SD69: A sua liberdade é sufocada simplesmente pelo fato de você pertencer ao gênero feminino, ao “sexo frágil”, de ser mãe solteira, de não arrumar um marido, de se vestir como uma biscate, de “não se dar o devido respeito”, de estar acima do peso, de ter celulite… [...] Por estes e tantos outros motivos é que eu acho que sem o Feminismo você não é livre, ainda que não concorde comigo. (ANEXO S)

O eu feminista reporta-se para você mulher não feminista: eu acho que sem o Feminismo você não é tão livre (SD69). O sujeito posiciona-se discursivamente a partir de pré-construídos sobre os papéis sociais da mulher: A sua liberdade é sufocada simplesmente pelo fato de você pertencer ao gênero feminino, ao “sexo frágil”, de ser mãe solteira, de não arrumar um marido, de se vestir como uma biscate, de “não se dar o devido respeito”, de estar acima do peso, de ter celulite….

(SD69). Tais pré-construídos fazem parte da Formação discursiva patriarcal que permite dizeres que determinam o que é ser mulher. O sujeito discursivo, ao ir de encontro a tais discursos, constrói a imagem do sujeito-leitor feminino como aquele que rejeita esses papéis sociais e, portanto, deve se reconhecer feminista. Há aí um discurso de aliança, que convoca o seu outro para identificação com a FD feminista.

Mônica Zoppi-Fontana (2017, p.17) chama a atenção: ―o poder de convocação das redes sociais e de outras plataformas tem se mostrado como um novo espaço de construção de coletivo de identificação‖. O digital interfere no discursivo, quando há links que direcionam o leitor a outros textos, o que produz outro efeito de sentidos, como observamos nas SD65 e SD 66:

SD65: Porém, a grande maioria das mulheres que conheço são

feministas, basta você fazer fazer um checklist na lista elaborada pela Cynthia. E este é um espaço de Blogueiras Feministas, o que significa que o Feminismo está aí querendo valer o nosso suor. (ANEXO E)

SD66: Então, o que proponho a você hoje é sentar e ler um pouco sobre feminismo. Esqueça os estereótipos de que feminista é o bicho-papão que quer enfiar um salto alto na sua goela. Abra o olho

e conheça um movimento social que perpassa diversas relações

como Maternidade e Feminismo, História e Feminismo, Violência e Feminismo, entre outros. (ANEXO E)

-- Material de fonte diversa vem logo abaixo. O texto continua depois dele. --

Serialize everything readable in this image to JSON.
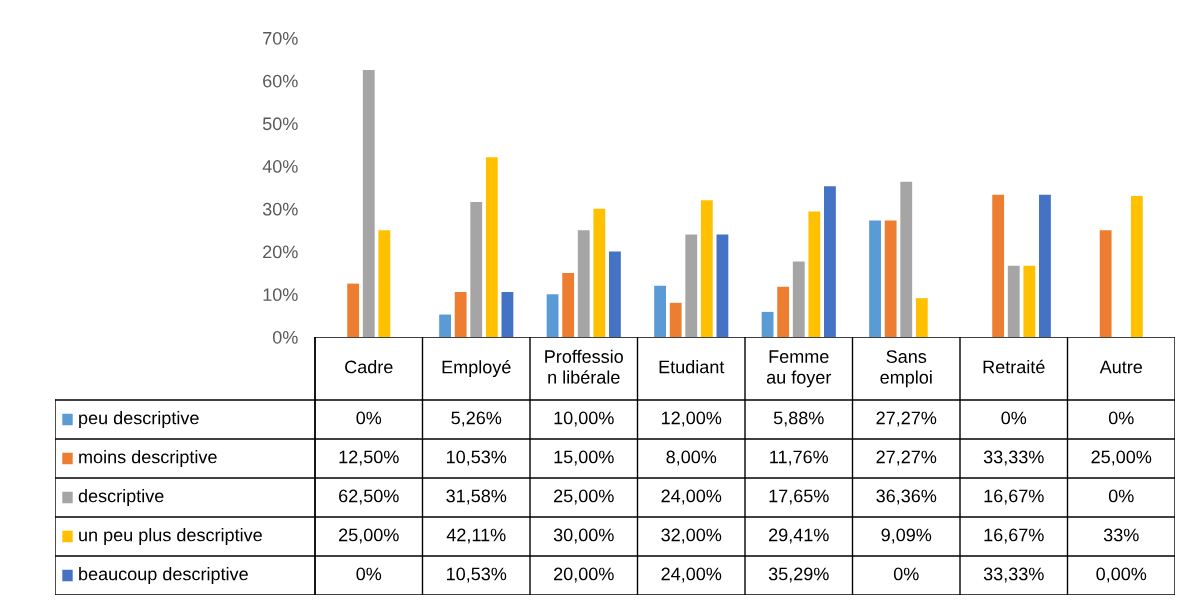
{
  "chart_data": {
    "type": "bar",
    "categories": [
      "Cadre",
      "Employé",
      "Proffessio\nn libérale",
      "Etudiant",
      "Femme\nau foyer",
      "Sans\nemploi",
      "Retraité",
      "Autre"
    ],
    "series": [
      {
        "name": "peu descriptive",
        "color": "#5b9bd5",
        "values": [
          0,
          5.26,
          10.0,
          12.0,
          5.88,
          27.27,
          0,
          0
        ],
        "value_labels": [
          "0%",
          "5,26%",
          "10,00%",
          "12,00%",
          "5,88%",
          "27,27%",
          "0%",
          "0%"
        ]
      },
      {
        "name": "moins descriptive",
        "color": "#ed7d31",
        "values": [
          12.5,
          10.53,
          15.0,
          8.0,
          11.76,
          27.27,
          33.33,
          25.0
        ],
        "value_labels": [
          "12,50%",
          "10,53%",
          "15,00%",
          "8,00%",
          "11,76%",
          "27,27%",
          "33,33%",
          "25,00%"
        ]
      },
      {
        "name": "descriptive",
        "color": "#a5a5a5",
        "values": [
          62.5,
          31.58,
          25.0,
          24.0,
          17.65,
          36.36,
          16.67,
          0
        ],
        "value_labels": [
          "62,50%",
          "31,58%",
          "25,00%",
          "24,00%",
          "17,65%",
          "36,36%",
          "16,67%",
          "0%"
        ]
      },
      {
        "name": "un peu plus descriptive",
        "color": "#ffc000",
        "values": [
          25.0,
          42.11,
          30.0,
          32.0,
          29.41,
          9.09,
          16.67,
          33
        ],
        "value_labels": [
          "25,00%",
          "42,11%",
          "30,00%",
          "32,00%",
          "29,41%",
          "9,09%",
          "16,67%",
          "33%"
        ]
      },
      {
        "name": "beaucoup descriptive",
        "color": "#4472c4",
        "values": [
          0,
          10.53,
          20.0,
          24.0,
          35.29,
          0,
          33.33,
          0.0
        ],
        "value_labels": [
          "0%",
          "10,53%",
          "20,00%",
          "24,00%",
          "35,29%",
          "0%",
          "33,33%",
          "0,00%"
        ]
      }
    ],
    "ylim": [
      0,
      70
    ],
    "yticks": [
      {
        "value": 0,
        "label": "0%"
      },
      {
        "value": 10,
        "label": "10%"
      },
      {
        "value": 20,
        "label": "20%"
      },
      {
        "value": 30,
        "label": "30%"
      },
      {
        "value": 40,
        "label": "40%"
      },
      {
        "value": 50,
        "label": "50%"
      },
      {
        "value": 60,
        "label": "60%"
      },
      {
        "value": 70,
        "label": "70%"
      }
    ],
    "grid": false,
    "legend": "bottom"
  }
}
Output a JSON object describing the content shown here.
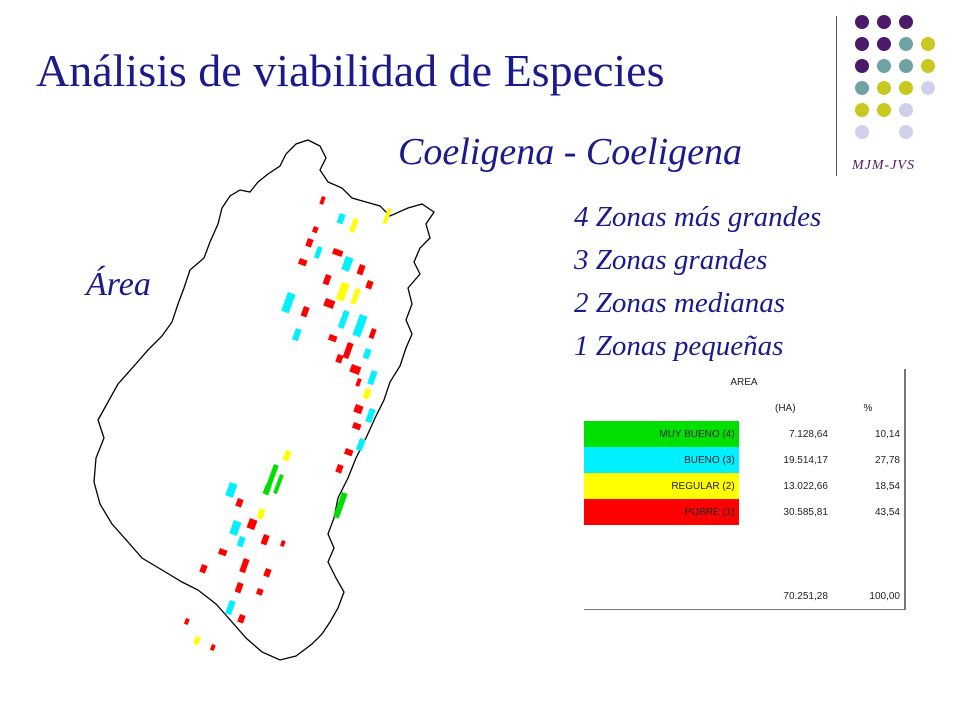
{
  "title": "Análisis de viabilidad de Especies",
  "subtitle": "Coeligena - Coeligena",
  "area_label": "Área",
  "zones": [
    "4 Zonas más grandes",
    "3 Zonas grandes",
    "2 Zonas medianas",
    "1 Zonas pequeñas"
  ],
  "credit": "MJM-JVS",
  "table": {
    "header": "AREA",
    "col_ha": "(HA)",
    "col_pct": "%",
    "rows": [
      {
        "label": "MUY BUENO (4)",
        "ha": "7.128,64",
        "pct": "10,14",
        "color": "#00e000"
      },
      {
        "label": "BUENO (3)",
        "ha": "19.514,17",
        "pct": "27,78",
        "color": "#00f0ff"
      },
      {
        "label": "REGULAR (2)",
        "ha": "13.022,66",
        "pct": "18,54",
        "color": "#ffff00"
      },
      {
        "label": "POBRE (1)",
        "ha": "30.585,81",
        "pct": "43,54",
        "color": "#ff0000"
      }
    ],
    "total_ha": "70.251,28",
    "total_pct": "100,00"
  },
  "colors": {
    "title": "#1a1a8c",
    "dot_purple": "#4b1a6b",
    "dot_teal": "#6fa3a3",
    "dot_olive": "#c8c820",
    "dot_lavender": "#d0d0ea"
  }
}
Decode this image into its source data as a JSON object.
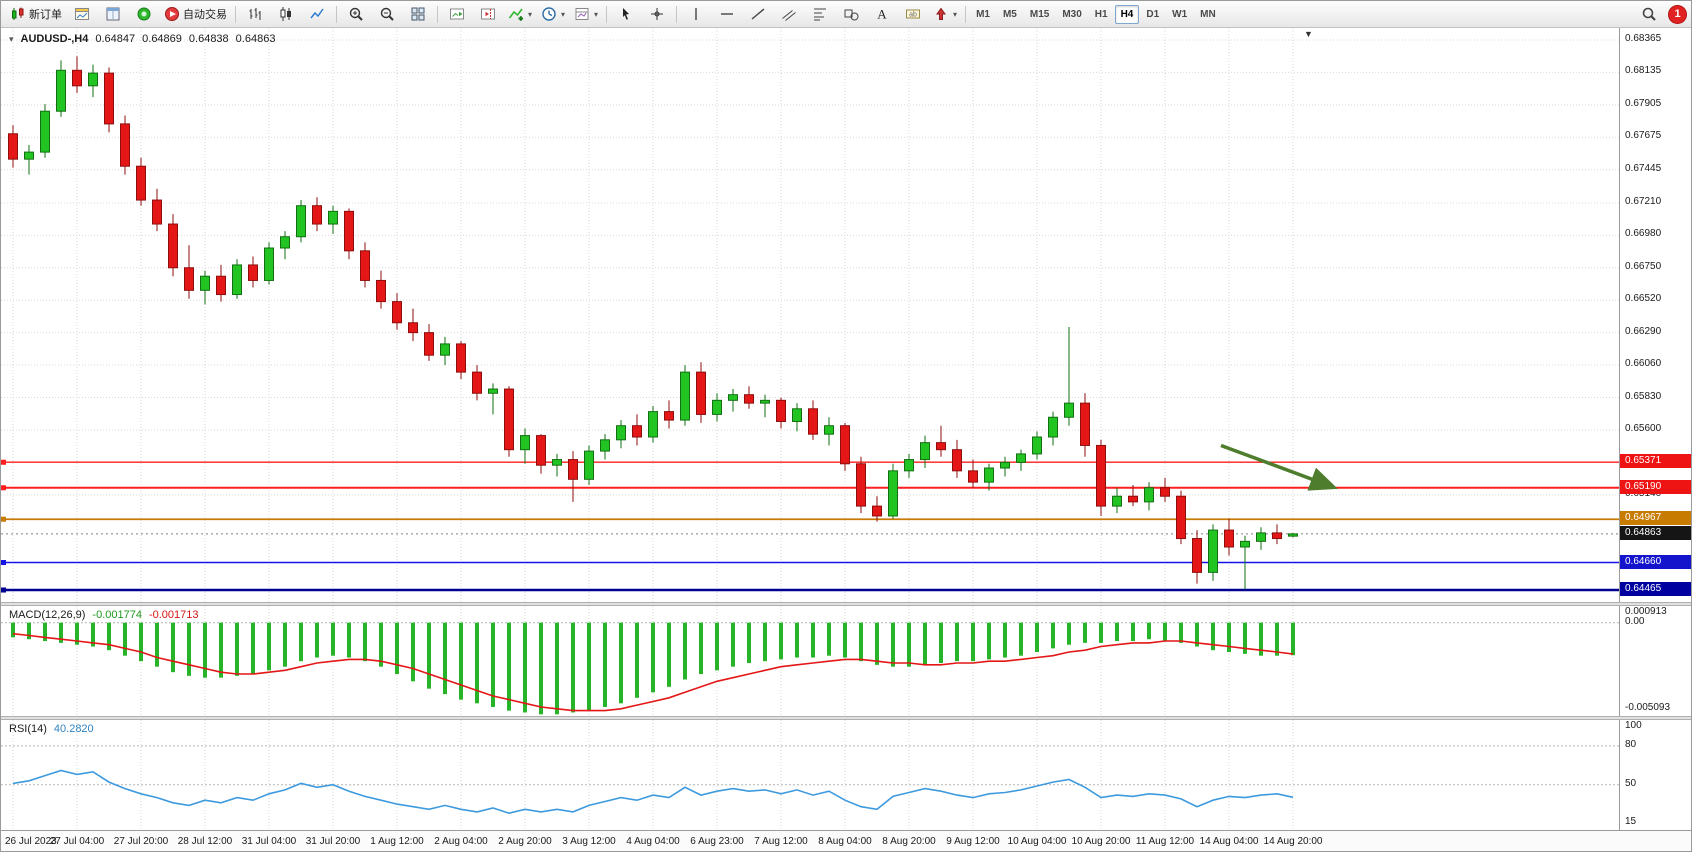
{
  "toolbar": {
    "items": [
      {
        "name": "new-order-button",
        "icon": "new-order-icon",
        "label": "新订单"
      },
      {
        "name": "chart-window-button",
        "icon": "chart-window-icon"
      },
      {
        "name": "data-window-button",
        "icon": "data-window-icon"
      },
      {
        "name": "market-watch-button",
        "icon": "market-watch-icon"
      },
      {
        "name": "autotrade-button",
        "icon": "autotrade-icon",
        "label": "自动交易"
      },
      {
        "type": "sep"
      },
      {
        "name": "bar-chart-button",
        "icon": "bar-chart-icon"
      },
      {
        "name": "candlestick-chart-button",
        "icon": "candlestick-icon"
      },
      {
        "name": "line-chart-button",
        "icon": "line-chart-icon"
      },
      {
        "type": "sep"
      },
      {
        "name": "zoom-in-button",
        "icon": "zoom-in-icon"
      },
      {
        "name": "zoom-out-button",
        "icon": "zoom-out-icon"
      },
      {
        "name": "tile-windows-button",
        "icon": "tile-windows-icon"
      },
      {
        "type": "sep"
      },
      {
        "name": "auto-scroll-button",
        "icon": "auto-scroll-icon"
      },
      {
        "name": "chart-shift-button",
        "icon": "chart-shift-icon"
      },
      {
        "name": "add-indicator-button",
        "icon": "add-indicator-icon",
        "dropdown": true
      },
      {
        "name": "periods-button",
        "icon": "periods-icon",
        "dropdown": true
      },
      {
        "name": "templates-button",
        "icon": "templates-icon",
        "dropdown": true
      },
      {
        "type": "sep"
      },
      {
        "name": "cursor-button",
        "icon": "cursor-icon"
      },
      {
        "name": "crosshair-button",
        "icon": "crosshair-icon"
      },
      {
        "type": "sep"
      },
      {
        "name": "vertical-line-button",
        "icon": "vertical-line-icon"
      },
      {
        "name": "horizontal-line-button",
        "icon": "horizontal-line-icon"
      },
      {
        "name": "trendline-button",
        "icon": "trendline-icon"
      },
      {
        "name": "channel-button",
        "icon": "channel-icon"
      },
      {
        "name": "fibonacci-button",
        "icon": "fibonacci-icon"
      },
      {
        "name": "shapes-button",
        "icon": "shapes-icon"
      },
      {
        "name": "text-button",
        "icon": "text-icon"
      },
      {
        "name": "label-button",
        "icon": "label-icon"
      },
      {
        "name": "arrow-tools-button",
        "icon": "arrow-tools-icon",
        "dropdown": true
      },
      {
        "type": "sep"
      },
      {
        "type": "timeframes"
      },
      {
        "type": "spacer"
      },
      {
        "name": "search-button",
        "icon": "search-icon"
      },
      {
        "type": "notification-badge"
      }
    ],
    "timeframes": [
      "M1",
      "M5",
      "M15",
      "M30",
      "H1",
      "H4",
      "D1",
      "W1",
      "MN"
    ],
    "active_timeframe": "H4",
    "notification_count": "1"
  },
  "chart": {
    "title": "AUDUSD-,H4",
    "open": "0.64847",
    "high": "0.64869",
    "low": "0.64838",
    "close": "0.64863",
    "price_axis": {
      "labels": [
        "0.68365",
        "0.68135",
        "0.67905",
        "0.67675",
        "0.67445",
        "0.67210",
        "0.66980",
        "0.66750",
        "0.66520",
        "0.66290",
        "0.66060",
        "0.65830",
        "0.65600",
        "0.65140"
      ]
    }
  },
  "chart_data": {
    "type": "candlestick",
    "symbol": "AUDUSD-",
    "period": "H4",
    "ylim": [
      0.6438,
      0.6845
    ],
    "label_step": 4,
    "time_labels": [
      "26 Jul 2023",
      "27 Jul 04:00",
      "27 Jul 20:00",
      "28 Jul 12:00",
      "31 Jul 04:00",
      "31 Jul 20:00",
      "1 Aug 12:00",
      "2 Aug 04:00",
      "2 Aug 20:00",
      "3 Aug 12:00",
      "4 Aug 04:00",
      "6 Aug 23:00",
      "7 Aug 12:00",
      "8 Aug 04:00",
      "8 Aug 20:00",
      "9 Aug 12:00",
      "10 Aug 04:00",
      "10 Aug 20:00",
      "11 Aug 12:00",
      "14 Aug 04:00",
      "14 Aug 20:00"
    ],
    "candles": [
      [
        0.677,
        0.6776,
        0.6746,
        0.6752
      ],
      [
        0.6752,
        0.6762,
        0.6741,
        0.6757
      ],
      [
        0.6757,
        0.6791,
        0.6753,
        0.6786
      ],
      [
        0.6786,
        0.6822,
        0.6782,
        0.6815
      ],
      [
        0.6815,
        0.6825,
        0.6799,
        0.6804
      ],
      [
        0.6804,
        0.6819,
        0.6796,
        0.6813
      ],
      [
        0.6813,
        0.6817,
        0.6771,
        0.6777
      ],
      [
        0.6777,
        0.6783,
        0.6741,
        0.6747
      ],
      [
        0.6747,
        0.6753,
        0.6719,
        0.6723
      ],
      [
        0.6723,
        0.6731,
        0.6701,
        0.6706
      ],
      [
        0.6706,
        0.6713,
        0.6669,
        0.6675
      ],
      [
        0.6675,
        0.6691,
        0.6653,
        0.6659
      ],
      [
        0.6659,
        0.6673,
        0.6649,
        0.6669
      ],
      [
        0.6669,
        0.6677,
        0.6651,
        0.6656
      ],
      [
        0.6656,
        0.6681,
        0.6653,
        0.6677
      ],
      [
        0.6677,
        0.6683,
        0.6661,
        0.6666
      ],
      [
        0.6666,
        0.6693,
        0.6663,
        0.6689
      ],
      [
        0.6689,
        0.6701,
        0.6681,
        0.6697
      ],
      [
        0.6697,
        0.6723,
        0.6693,
        0.6719
      ],
      [
        0.6719,
        0.6725,
        0.6701,
        0.6706
      ],
      [
        0.6706,
        0.6719,
        0.6699,
        0.6715
      ],
      [
        0.6715,
        0.6717,
        0.6681,
        0.6687
      ],
      [
        0.6687,
        0.6693,
        0.6661,
        0.6666
      ],
      [
        0.6666,
        0.6673,
        0.6646,
        0.6651
      ],
      [
        0.6651,
        0.6657,
        0.6631,
        0.6636
      ],
      [
        0.6636,
        0.6646,
        0.6623,
        0.6629
      ],
      [
        0.6629,
        0.6635,
        0.6609,
        0.6613
      ],
      [
        0.6613,
        0.6626,
        0.6606,
        0.6621
      ],
      [
        0.6621,
        0.6623,
        0.6596,
        0.6601
      ],
      [
        0.6601,
        0.6606,
        0.6581,
        0.6586
      ],
      [
        0.6586,
        0.6593,
        0.6571,
        0.6589
      ],
      [
        0.6589,
        0.6591,
        0.6541,
        0.6546
      ],
      [
        0.6546,
        0.6561,
        0.6536,
        0.6556
      ],
      [
        0.6556,
        0.6557,
        0.6529,
        0.6535
      ],
      [
        0.6535,
        0.6543,
        0.6527,
        0.6539
      ],
      [
        0.6539,
        0.6545,
        0.6509,
        0.6525
      ],
      [
        0.6525,
        0.6549,
        0.6521,
        0.6545
      ],
      [
        0.6545,
        0.6557,
        0.6539,
        0.6553
      ],
      [
        0.6553,
        0.6567,
        0.6547,
        0.6563
      ],
      [
        0.6563,
        0.6571,
        0.6549,
        0.6555
      ],
      [
        0.6555,
        0.6577,
        0.6551,
        0.6573
      ],
      [
        0.6573,
        0.6581,
        0.6561,
        0.6567
      ],
      [
        0.6567,
        0.6606,
        0.6563,
        0.6601
      ],
      [
        0.6601,
        0.6608,
        0.6565,
        0.6571
      ],
      [
        0.6571,
        0.6586,
        0.6566,
        0.6581
      ],
      [
        0.6581,
        0.6589,
        0.6573,
        0.6585
      ],
      [
        0.6585,
        0.6591,
        0.6575,
        0.6579
      ],
      [
        0.6579,
        0.6585,
        0.6569,
        0.6581
      ],
      [
        0.6581,
        0.6583,
        0.6561,
        0.6566
      ],
      [
        0.6566,
        0.6579,
        0.6559,
        0.6575
      ],
      [
        0.6575,
        0.6581,
        0.6553,
        0.6557
      ],
      [
        0.6557,
        0.6569,
        0.6549,
        0.6563
      ],
      [
        0.6563,
        0.6565,
        0.6531,
        0.6536
      ],
      [
        0.6536,
        0.6541,
        0.6501,
        0.6506
      ],
      [
        0.6506,
        0.6513,
        0.6495,
        0.6499
      ],
      [
        0.6499,
        0.6536,
        0.6497,
        0.6531
      ],
      [
        0.6531,
        0.6543,
        0.6526,
        0.6539
      ],
      [
        0.6539,
        0.6556,
        0.6533,
        0.6551
      ],
      [
        0.6551,
        0.6563,
        0.6541,
        0.6546
      ],
      [
        0.6546,
        0.6553,
        0.6526,
        0.6531
      ],
      [
        0.6531,
        0.6539,
        0.6519,
        0.6523
      ],
      [
        0.6523,
        0.6536,
        0.6517,
        0.6533
      ],
      [
        0.6533,
        0.6541,
        0.6527,
        0.6537
      ],
      [
        0.6537,
        0.6546,
        0.6531,
        0.6543
      ],
      [
        0.6543,
        0.6559,
        0.6539,
        0.6555
      ],
      [
        0.6555,
        0.6573,
        0.6549,
        0.6569
      ],
      [
        0.6569,
        0.6633,
        0.6563,
        0.6579
      ],
      [
        0.6579,
        0.6586,
        0.6541,
        0.6549
      ],
      [
        0.6549,
        0.6553,
        0.6499,
        0.6506
      ],
      [
        0.6506,
        0.6519,
        0.6501,
        0.6513
      ],
      [
        0.6513,
        0.6521,
        0.6506,
        0.6509
      ],
      [
        0.6509,
        0.6523,
        0.6503,
        0.6519
      ],
      [
        0.6519,
        0.6526,
        0.6509,
        0.6513
      ],
      [
        0.6513,
        0.6517,
        0.6479,
        0.6483
      ],
      [
        0.6483,
        0.6489,
        0.6451,
        0.6459
      ],
      [
        0.6459,
        0.6493,
        0.6453,
        0.6489
      ],
      [
        0.6489,
        0.6497,
        0.6471,
        0.6477
      ],
      [
        0.6477,
        0.6485,
        0.6447,
        0.6481
      ],
      [
        0.6481,
        0.6491,
        0.6475,
        0.6487
      ],
      [
        0.6487,
        0.6493,
        0.6479,
        0.6483
      ],
      [
        0.64847,
        0.64869,
        0.64838,
        0.64863
      ]
    ],
    "levels": [
      {
        "price": 0.65371,
        "line_color": "#ff1e1e",
        "line_width": 1.4,
        "badge_bg": "#ef1414",
        "badge_text": "0.65371"
      },
      {
        "price": 0.6519,
        "line_color": "#ff1e1e",
        "line_width": 2.0,
        "badge_bg": "#ef1414",
        "badge_text": "0.65190"
      },
      {
        "price": 0.64967,
        "line_color": "#c77b00",
        "line_width": 1.8,
        "badge_bg": "#c77b00",
        "badge_text": "0.64967"
      },
      {
        "price": 0.64863,
        "line_color": "#808080",
        "line_width": 1.0,
        "dash": "2 3",
        "badge_bg": "#151515",
        "badge_text": "0.64863"
      },
      {
        "price": 0.6466,
        "line_color": "#1414e6",
        "line_width": 1.6,
        "badge_bg": "#1414cc",
        "badge_text": "0.64660"
      },
      {
        "price": 0.64465,
        "line_color": "#000091",
        "line_width": 2.4,
        "badge_bg": "#0000a0",
        "badge_text": "0.64465"
      }
    ],
    "arrow": {
      "from_bar": 75.5,
      "from_price": 0.6549,
      "to_bar": 82.5,
      "to_price": 0.65195,
      "color": "#4e7d2d"
    },
    "macd": {
      "label": "MACD(12,26,9)",
      "value_main": "-0.001774",
      "value_signal": "-0.001713",
      "axis": [
        "0.000913",
        "0.00",
        "-0.005093"
      ],
      "range": [
        0.000913,
        -0.005093
      ],
      "histogram": [
        -0.0008,
        -0.0009,
        -0.001,
        -0.0011,
        -0.0012,
        -0.0013,
        -0.0015,
        -0.0018,
        -0.0021,
        -0.0024,
        -0.0027,
        -0.0029,
        -0.003,
        -0.003,
        -0.0029,
        -0.0028,
        -0.0026,
        -0.0024,
        -0.0021,
        -0.0019,
        -0.0018,
        -0.0019,
        -0.0021,
        -0.0024,
        -0.0028,
        -0.0032,
        -0.0036,
        -0.0039,
        -0.0042,
        -0.0044,
        -0.0046,
        -0.0048,
        -0.0049,
        -0.005,
        -0.005,
        -0.0049,
        -0.0048,
        -0.0046,
        -0.0044,
        -0.0041,
        -0.0038,
        -0.0035,
        -0.0031,
        -0.0028,
        -0.0026,
        -0.0024,
        -0.0022,
        -0.0021,
        -0.002,
        -0.0019,
        -0.0019,
        -0.0018,
        -0.0019,
        -0.0021,
        -0.0023,
        -0.0024,
        -0.0024,
        -0.0023,
        -0.0022,
        -0.0021,
        -0.0021,
        -0.002,
        -0.0019,
        -0.0018,
        -0.0016,
        -0.0014,
        -0.0012,
        -0.0011,
        -0.0011,
        -0.001,
        -0.001,
        -0.0009,
        -0.001,
        -0.0011,
        -0.0013,
        -0.0015,
        -0.0016,
        -0.0017,
        -0.0018,
        -0.0018,
        -0.001774
      ],
      "signal": [
        -0.0006,
        -0.0007,
        -0.0008,
        -0.0009,
        -0.001,
        -0.0011,
        -0.0012,
        -0.0014,
        -0.0016,
        -0.0019,
        -0.0021,
        -0.0023,
        -0.0025,
        -0.0027,
        -0.0028,
        -0.0028,
        -0.0027,
        -0.0026,
        -0.0024,
        -0.0022,
        -0.0021,
        -0.002,
        -0.002,
        -0.0021,
        -0.0023,
        -0.0025,
        -0.0028,
        -0.0031,
        -0.0034,
        -0.0037,
        -0.004,
        -0.0042,
        -0.0044,
        -0.0046,
        -0.0047,
        -0.0048,
        -0.0048,
        -0.0048,
        -0.0047,
        -0.0045,
        -0.0043,
        -0.0041,
        -0.0038,
        -0.0035,
        -0.0032,
        -0.003,
        -0.0028,
        -0.0026,
        -0.0024,
        -0.0023,
        -0.0022,
        -0.0021,
        -0.002,
        -0.002,
        -0.0021,
        -0.0022,
        -0.0022,
        -0.0023,
        -0.0023,
        -0.0022,
        -0.0022,
        -0.0021,
        -0.0021,
        -0.002,
        -0.0019,
        -0.0018,
        -0.0016,
        -0.0015,
        -0.0013,
        -0.0012,
        -0.0011,
        -0.0011,
        -0.001,
        -0.001,
        -0.0011,
        -0.0012,
        -0.0013,
        -0.0014,
        -0.0015,
        -0.0016,
        -0.001713
      ]
    },
    "rsi": {
      "label": "RSI(14)",
      "value": "40.2820",
      "axis": [
        "100",
        "80",
        "50",
        "15"
      ],
      "range": [
        15,
        100
      ],
      "levels": [
        80,
        50
      ],
      "series": [
        51,
        53,
        57,
        61,
        58,
        60,
        52,
        47,
        43,
        40,
        36,
        34,
        38,
        36,
        40,
        38,
        43,
        46,
        51,
        48,
        50,
        45,
        41,
        38,
        35,
        33,
        31,
        34,
        31,
        29,
        32,
        28,
        31,
        29,
        31,
        29,
        34,
        37,
        40,
        38,
        42,
        40,
        48,
        42,
        45,
        47,
        45,
        46,
        43,
        46,
        42,
        45,
        38,
        33,
        31,
        41,
        44,
        47,
        45,
        42,
        40,
        43,
        44,
        46,
        49,
        52,
        54,
        48,
        40,
        42,
        41,
        43,
        42,
        39,
        33,
        38,
        41,
        40,
        42,
        43,
        40.28
      ]
    },
    "colors": {
      "bull_fill": "#21c421",
      "bull_stroke": "#127012",
      "bear_fill": "#e41616",
      "bear_stroke": "#8f0d0d",
      "grid": "#dadada",
      "macd_hist": "#28b428",
      "macd_signal": "#e41616",
      "rsi_line": "#3e9ade",
      "level_dotted": "#b4b4b4"
    }
  }
}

Há aí links que direcionam para uma lista, nos quais o sujeito-leitor pode clicar e fazer um checklist. Tal posicionamento, possibilitado pelo tecnológico, produz efeitos de sentido de legitimação, pois há um modo de se reconhecer feminista, que está elencado na lista de dizeres autorizados por sujeitos feministas. Os sentidos do discurso são produzidos nessa reunião de outros discursos e no recorte de discursividades. A rede é o suporte para a desnaturalização. O modo imperativo também é marcado (basta você fazer um checklist; proponho a você hoje é sentar e

ler um pouco sobre feminismo. Esqueça; abra o olho e conheça), o que produz um efeito de sentidos não de ordem, mas de conselho. O sujeito discurso posiciona-se de modo a considerar que a leitura de textos e o conhecimento do feminismo produz uma conscientização e quebra de estereótipos. Maingueneau (2008), no entanto, alerta para o fato de que o discurso não é capaz de convencer o outro que não está identificado com a FD do sujeito discursivo. O que acontece aqui é que o sujeito- leitor a quem se direciona o sujeito-discursivo pode já estar identificado com certos saberes da FD feminista e o modo de dizer no ciberespaço contribui para uma tomada de posição feminista.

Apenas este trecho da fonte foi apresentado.